L’agro-infiltration et la greffe, listées par la Commission comme nouvelles techniques de modification génétique, ne modifient rien. Leur nom concerne le mode de transport d’une modification, pas la technique utilisée pour l’obtenir. La greffe peut utiliser un greffon ou un porte-greffe transgénique ou muté. Avec l’agro-infiltration, des bactéries modifiées génétiquement sont aspergées sur un champ pour introduire dans les plantes « contaminées » la modification génétique.

Éradiquer des populations ?

Après ces étapes de modification génétique, les plantes sont régénérées à partir de cellules ayant survécu, puis croisées avec une variété élite en vue de la commercialisation.

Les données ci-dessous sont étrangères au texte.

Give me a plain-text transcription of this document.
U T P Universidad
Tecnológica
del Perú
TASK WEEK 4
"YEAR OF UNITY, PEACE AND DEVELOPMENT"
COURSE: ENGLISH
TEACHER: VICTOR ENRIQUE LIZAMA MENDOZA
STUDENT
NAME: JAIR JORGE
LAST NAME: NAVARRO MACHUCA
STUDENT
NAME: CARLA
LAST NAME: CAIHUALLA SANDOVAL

Mais les plantes ne sont pas les seuls organismes à être modifiés par des nouvelles techniques de modification génétique. Une technique mise en œuvre sur insectes ou rongeurs fait parler d’elle, le forçage génétique. Il s’agit de modifier génétiquement ces insectes ou rongeurs pour que 100% de leur descendance aient la modification génétique et non seulement, de façon naturelle, 50% de la première génération. L’ambition est d’insérer une construction transgénique donnant une stérilité mâle qui permette de « contrôler » les populations de ces moustiques ou rongeurs. Certains moustiques véhiculant le paludisme, le caractère humanitaire de telles recherches est avancé. Pourtant, il s’agit de réduire drastiquement sinon d’éradiquer une espèce. Proche d’être mis en œuvre au Burkina Faso ou en Nouvelle-Zélande, le forçage génétique inquiète jusqu’aux Nations unies qui ont sobrement recommandé, en 2018, d’être prudent…

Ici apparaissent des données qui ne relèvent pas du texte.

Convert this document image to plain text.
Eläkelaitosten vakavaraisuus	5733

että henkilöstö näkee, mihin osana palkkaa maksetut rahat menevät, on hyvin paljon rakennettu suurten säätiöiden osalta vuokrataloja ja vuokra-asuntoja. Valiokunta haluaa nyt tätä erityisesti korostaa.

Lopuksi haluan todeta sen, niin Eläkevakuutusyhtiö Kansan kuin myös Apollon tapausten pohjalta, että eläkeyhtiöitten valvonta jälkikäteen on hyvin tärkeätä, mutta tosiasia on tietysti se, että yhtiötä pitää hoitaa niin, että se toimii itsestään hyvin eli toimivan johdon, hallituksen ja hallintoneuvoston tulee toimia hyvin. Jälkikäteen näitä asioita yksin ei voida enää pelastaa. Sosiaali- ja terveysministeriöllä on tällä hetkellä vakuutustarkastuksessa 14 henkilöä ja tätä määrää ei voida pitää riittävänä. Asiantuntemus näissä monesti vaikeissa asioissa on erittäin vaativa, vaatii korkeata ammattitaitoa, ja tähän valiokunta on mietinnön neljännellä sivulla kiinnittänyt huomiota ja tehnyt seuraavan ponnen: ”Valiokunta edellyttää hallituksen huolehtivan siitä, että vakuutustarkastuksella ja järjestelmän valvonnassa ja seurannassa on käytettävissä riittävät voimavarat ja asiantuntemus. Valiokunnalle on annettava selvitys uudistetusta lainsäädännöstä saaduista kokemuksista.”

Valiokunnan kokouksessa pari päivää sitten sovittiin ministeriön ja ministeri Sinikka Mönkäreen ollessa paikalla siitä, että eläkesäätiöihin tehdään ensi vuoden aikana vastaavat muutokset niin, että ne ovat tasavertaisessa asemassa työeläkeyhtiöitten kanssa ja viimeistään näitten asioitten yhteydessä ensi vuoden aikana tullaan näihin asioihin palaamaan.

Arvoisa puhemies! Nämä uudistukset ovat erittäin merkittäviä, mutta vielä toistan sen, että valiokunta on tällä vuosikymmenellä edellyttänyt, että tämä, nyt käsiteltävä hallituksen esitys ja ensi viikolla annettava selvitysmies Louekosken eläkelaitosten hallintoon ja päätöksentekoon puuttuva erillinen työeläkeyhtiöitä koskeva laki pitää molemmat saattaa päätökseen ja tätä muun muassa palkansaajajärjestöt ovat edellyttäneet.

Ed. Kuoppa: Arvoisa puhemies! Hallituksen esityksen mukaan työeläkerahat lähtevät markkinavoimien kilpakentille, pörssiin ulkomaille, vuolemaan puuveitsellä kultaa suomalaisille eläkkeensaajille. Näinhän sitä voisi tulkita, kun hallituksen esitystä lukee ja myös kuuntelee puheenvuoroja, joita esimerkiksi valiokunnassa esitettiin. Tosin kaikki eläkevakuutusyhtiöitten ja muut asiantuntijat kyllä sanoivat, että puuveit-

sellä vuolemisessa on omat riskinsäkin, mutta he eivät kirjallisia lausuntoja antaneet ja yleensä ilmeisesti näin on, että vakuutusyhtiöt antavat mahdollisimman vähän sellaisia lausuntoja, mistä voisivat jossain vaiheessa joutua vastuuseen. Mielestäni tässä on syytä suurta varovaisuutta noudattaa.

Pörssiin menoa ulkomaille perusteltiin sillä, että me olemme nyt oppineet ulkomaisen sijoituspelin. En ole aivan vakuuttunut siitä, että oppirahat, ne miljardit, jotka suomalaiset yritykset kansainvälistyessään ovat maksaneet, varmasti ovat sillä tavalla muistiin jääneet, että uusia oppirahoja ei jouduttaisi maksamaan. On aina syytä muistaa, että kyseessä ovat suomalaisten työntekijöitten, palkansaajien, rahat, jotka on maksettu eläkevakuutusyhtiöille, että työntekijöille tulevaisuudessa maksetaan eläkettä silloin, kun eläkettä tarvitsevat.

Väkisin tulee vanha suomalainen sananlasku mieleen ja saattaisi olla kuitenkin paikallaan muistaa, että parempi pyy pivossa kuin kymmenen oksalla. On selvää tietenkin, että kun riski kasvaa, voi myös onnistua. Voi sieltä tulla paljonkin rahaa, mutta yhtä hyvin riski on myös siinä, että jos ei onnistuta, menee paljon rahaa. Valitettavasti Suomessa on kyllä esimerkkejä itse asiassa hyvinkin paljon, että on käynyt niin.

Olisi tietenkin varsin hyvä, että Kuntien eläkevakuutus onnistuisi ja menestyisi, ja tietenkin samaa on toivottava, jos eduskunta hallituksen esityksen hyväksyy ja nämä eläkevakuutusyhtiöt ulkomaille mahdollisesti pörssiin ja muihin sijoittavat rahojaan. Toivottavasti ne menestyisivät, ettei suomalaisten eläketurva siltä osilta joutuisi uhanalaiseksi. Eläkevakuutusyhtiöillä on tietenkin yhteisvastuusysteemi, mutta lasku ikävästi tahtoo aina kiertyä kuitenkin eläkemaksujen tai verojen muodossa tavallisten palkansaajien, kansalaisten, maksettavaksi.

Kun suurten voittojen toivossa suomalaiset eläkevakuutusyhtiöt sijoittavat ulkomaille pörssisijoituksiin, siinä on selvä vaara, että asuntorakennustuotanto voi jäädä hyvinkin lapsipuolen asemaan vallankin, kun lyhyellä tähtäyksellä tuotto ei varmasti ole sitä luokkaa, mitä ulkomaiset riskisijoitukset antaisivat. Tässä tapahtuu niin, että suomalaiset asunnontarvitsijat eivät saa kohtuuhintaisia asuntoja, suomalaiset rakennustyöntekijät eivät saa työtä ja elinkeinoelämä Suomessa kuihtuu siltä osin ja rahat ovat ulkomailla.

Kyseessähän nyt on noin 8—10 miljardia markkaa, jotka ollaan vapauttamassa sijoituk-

Parler de Crispr, Talen ou encore de mutagénèse dirigée n’est pas suffisant pour dire comment est obtenue une modification génétique. Seule certitude, les techniques mises en œuvre in vitro induisent des modifications génétiques ou épigénétiques qui peuvent servir de signatures pour leur détection. Et la grande majorité des nouvelles techniques de modification génétique passe par une étape de transgenèse. Leurs produits (et descendants) sont donc a fortiori issus de transgenèse et devraient donc légalement être surveillés.